On envoya à Paris, il y a deux mois, des ballots de l’Histoire de Pierre le Grand ; Robin devait avoir l’honneur de vous en présenter un, à M.  Saurin un autre. J’apprends qu’on a soigneusement gardé les ballots à la chambre nommée syndicale, jusqu’à ce qu’on eût contrefait le livre à Paris : grand bien leur fasse ! Je vous embrasse, vous aime, vous estime, vous exhorte à rassembler les honnêtes gens, et à faire trembler les sots.

V., qui attend H.

4316. — À M.  LE COMTE D’ARGENTAL.
28 octobre.

Pardon à mes divins anges. Jamais le prophète Grimm ne met au bas de ses lettres un petit signe qui les fasse reconnaître ; jamais il ne donne son adresse.
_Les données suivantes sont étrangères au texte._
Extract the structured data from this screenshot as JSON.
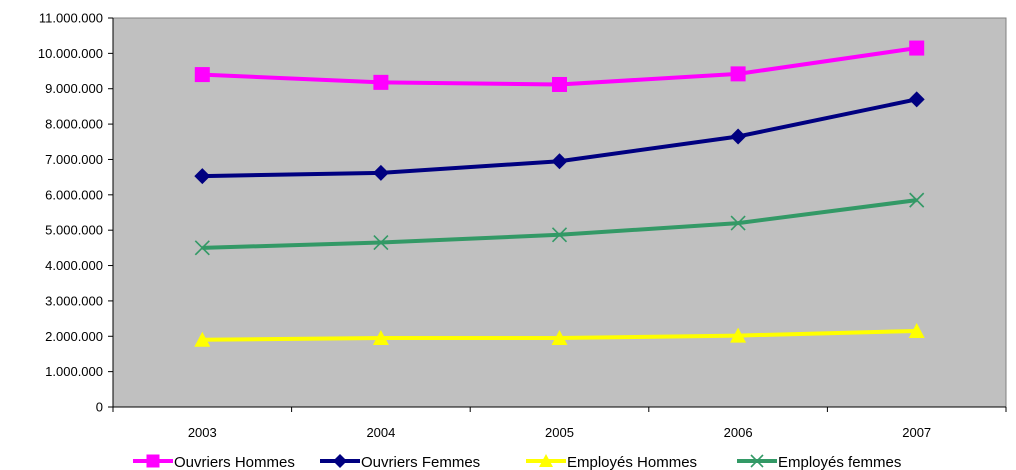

Je prends le parti de vous adresser ma réponse[3]. Lekain m’a mandé qu’il avait en vain combattu Mlle  Clairon quand elle me coupait mes membres, quand elle m’étriquait le second acte auquel la dernière scène est absolument nécessaire, quand elle écourtait ses fureurs, etc. J’ai répondu à Lekain, j’ai écrit à Clairon, j’ai soumis ma lettre aux anges, j’ai étalé le plus noble zèle contre la Grève[4].

  1. J.-Fr. Copel, connu sous le nom de P. Élisée, né à Besançon en 1726.
  2. Château d’Hcevétius (Orne),
  3. Elle n’a pas été recueillie. (Cl.)
  4. Allusion à l’échafaud ; voyez lettre 4297.